Iranian lawmakers set up a special committee to review the landmark nuclear deal reached with world powers last week after the country’s foreign minister earlier on Tuesday presented parliament with a copy of the agreement.
The development came a day after the U.N. Security Council unanimously endorsed the deal, which reins in Iran’s nuclear program and authorized measures leading to the end of U.N. sanctions imposed on Iran.
Under Iran’s constitution, parliament has a right to reject any deal — even one negotiated by the foreign ministry — but it is unlikely that the lawmakers would act against it after the deal won an endorsement from the country’s Supreme Leader Ayatollah Ali Khamenei.
Foreign Minister Mohammad Javad Zarif, who headed the Iranian negotiating team during the talks in Vienna, first submitted the text to the house on Tuesday. Hours later, the official IRNA news agency reported the formation of a 15-member special committee of lawmakers to review the deal.
The committee is apparently a way to provide the lawmakers — especially hard-liners who had vehemently opposed to deal from the start, though they have mostly remained silent about it since last week — with an opportunity to discuss various points and air their opinions on it.
Zarif, in a speech in parliament that was broadcast on state radio, hailed the Security Council resolution as “unique” and said he expected it to be “the last resolution about Iran’s nuclear issue” — a reference to numerous past U.N. measures that imposed tough sanctions on Tehran.
It remained unclear whether the committee will formalize a statement at the end of its review, and whether lawmakers would vote on that — or on the deal in general.
The Security Council also approved a provision that would automatically reinstate the harsh measures if Tehran reneges on its promises given in Vienna.
Zarif, apparently trying to defuse concerns by hard-liners over snap-back sanctions, said such a move would exact a “heavy price” on the other side as well.
“If for any reason, Security Council sanctions are re-imposed, Iran will not be obliged to abide by its commitments” under the nuclear deal, Zarif said, adding that it is not in the interest of both sides to go back to the pre-deal situation.
Under the agreement, Iran’s nuclear program will be curbed for a decade in exchange for potentially hundreds of billions of dollars’ worth of relief from international sanctions.

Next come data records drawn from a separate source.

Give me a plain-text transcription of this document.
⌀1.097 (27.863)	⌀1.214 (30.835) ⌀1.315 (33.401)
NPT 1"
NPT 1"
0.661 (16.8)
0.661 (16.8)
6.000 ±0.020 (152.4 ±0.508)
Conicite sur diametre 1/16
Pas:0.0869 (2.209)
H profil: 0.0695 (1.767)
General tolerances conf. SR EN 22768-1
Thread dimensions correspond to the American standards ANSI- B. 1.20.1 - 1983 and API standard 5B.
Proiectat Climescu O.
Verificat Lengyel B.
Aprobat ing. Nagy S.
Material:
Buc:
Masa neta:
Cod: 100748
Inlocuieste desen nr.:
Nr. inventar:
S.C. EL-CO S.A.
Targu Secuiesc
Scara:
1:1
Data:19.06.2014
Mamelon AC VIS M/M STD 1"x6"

Many key penalties on the Iranian economy, such as those related to the energy and financial sectors, could be lifted by the end of the year.
One prominent official who has spoken against the deal is the head of the powerful Revolutionary Guard, Gen. Mohammad Ali Jafari, who said last week that his force has “some concerns” about the draft.
Those points, he said on Saturday, “are clearly in contradiction and violation of important red lines of Iran, especially regarding arms capabilities.”
“They will never be acceptable to us,” Jafari was quoted as saying at the time, without elaborating.
The United States and its Western allies believe Tehran’s real goal is to build atomic weapons but Iran insists its nuclear program is purely peaceful, aimed at producing nuclear energy and medical isotopes.
Zarif said Tuesday that the U.N. resolution also opens the way for Iran to commercially trade its uranium. Under the deal, Iran has to dismantle two thirds of its already installed centrifuges for enriching uranium and get rid of 98 percent of its uranium stockpile.